Here are some useful links for the Fathom event:
What an adventure is worth: I have updated the lifetime sales for my adventures and added some numbers shared with me by others. The big news is that season 4 adventures, including The Artifact, are now generating modestly more through royalties on the Guild than we would have been paid via WotC directly. Season 2’s Howling Void and my own adventure Adamantine Chef are still not at that $500 threshold. My hourly wage for Adamantine Chef is now $4.20.
Extra-Life: I am pleased to again join Wizards with their fundraising for children’s hospitals! I will be playing a 4 AM Pacific game on the morning of September 18th. Please check out my page and help if you can – this is for a great cause. Extra-Life is what brought life to this site, so I am very fond of it and the help you provided. You can donate to any of the other team members here. Thank you!!!
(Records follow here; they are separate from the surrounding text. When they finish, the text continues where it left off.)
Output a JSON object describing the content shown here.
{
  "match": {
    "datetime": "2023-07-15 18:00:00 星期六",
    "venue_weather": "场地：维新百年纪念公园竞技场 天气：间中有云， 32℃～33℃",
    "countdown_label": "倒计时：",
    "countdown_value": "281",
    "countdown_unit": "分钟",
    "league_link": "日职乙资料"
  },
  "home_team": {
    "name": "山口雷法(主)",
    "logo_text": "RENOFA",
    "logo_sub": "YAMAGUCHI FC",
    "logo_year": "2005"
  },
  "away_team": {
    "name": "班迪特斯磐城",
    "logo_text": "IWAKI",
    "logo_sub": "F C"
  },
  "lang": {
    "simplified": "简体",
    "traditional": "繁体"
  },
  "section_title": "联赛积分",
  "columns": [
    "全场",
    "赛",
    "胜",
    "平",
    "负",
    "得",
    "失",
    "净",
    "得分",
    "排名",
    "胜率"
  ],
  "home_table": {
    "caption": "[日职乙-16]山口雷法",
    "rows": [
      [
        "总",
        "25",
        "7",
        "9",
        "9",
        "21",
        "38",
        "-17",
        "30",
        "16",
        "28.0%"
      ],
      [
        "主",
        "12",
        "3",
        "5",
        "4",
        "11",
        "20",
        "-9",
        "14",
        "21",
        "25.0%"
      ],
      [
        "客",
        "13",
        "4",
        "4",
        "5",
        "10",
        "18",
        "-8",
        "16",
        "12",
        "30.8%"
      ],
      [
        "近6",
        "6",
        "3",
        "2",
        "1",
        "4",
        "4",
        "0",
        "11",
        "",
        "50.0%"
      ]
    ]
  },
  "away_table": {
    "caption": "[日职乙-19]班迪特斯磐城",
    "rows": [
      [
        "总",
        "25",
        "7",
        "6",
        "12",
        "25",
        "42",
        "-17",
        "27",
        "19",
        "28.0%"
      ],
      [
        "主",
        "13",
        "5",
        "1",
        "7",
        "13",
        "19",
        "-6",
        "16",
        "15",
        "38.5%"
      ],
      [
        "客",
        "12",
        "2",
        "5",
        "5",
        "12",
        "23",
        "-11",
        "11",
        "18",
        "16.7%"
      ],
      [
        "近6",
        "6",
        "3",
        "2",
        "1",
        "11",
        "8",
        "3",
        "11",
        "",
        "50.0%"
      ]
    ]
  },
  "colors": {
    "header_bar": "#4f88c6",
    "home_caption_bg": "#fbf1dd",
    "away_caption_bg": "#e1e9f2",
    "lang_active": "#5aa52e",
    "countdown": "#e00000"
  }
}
Lifetime 5E PHB sales: Mike Mearls shared on Twitter that 5E PHB sales have exceeded the lifetime sales for the PHB from 3E, 3.5E, and 4E. Details on 1E and 2E are less clear, making it harder to measure. But, the 5E sales are likely to be at least very close to those numbers, if the claims of Ryan Dancey (who has a reputation for being louder than he is accurate) are at all true. In 2011, Dancey wrote at The Escapist “[3rd edition] was the most successful RPG published since the early years of 1st edition AD&D,” “It outsold the core books of 2nd edition AD&D by a wide margin.” And, later he wrote “The one thing I can tell you is that when TSR did the transition from 1e to 2e in 1998, they sold 289,000 Player’s Handbooks in 1998. We sold 300,000 3e Players Handbooks in about 30 days. And the trajectory of the rest of the product line mimicked the PHB.” If 5E is beating 3E, then it stands to reason it is doing very well against 2E as well. Any way you look at it, the success of 5E is impressive.
Click the image above to see it full-size!
I am at a movie theatre in Salem, Oregon. They say they never received the adventure. Is there a way that we can produce a ticket and get the copy?
This unfortunately seems to have happened at several theaters. EN World has some info here
As I understand it, this was a Fathom issue, and hopefully they respond soon and find ways to get the adventures to those who attended. I am really sorry to hear about the problem.
Good news! Wizards has posted about this and will send out copies. Also, you can contact the local theaters as some of them seem to have received the adventure late. They may have copies.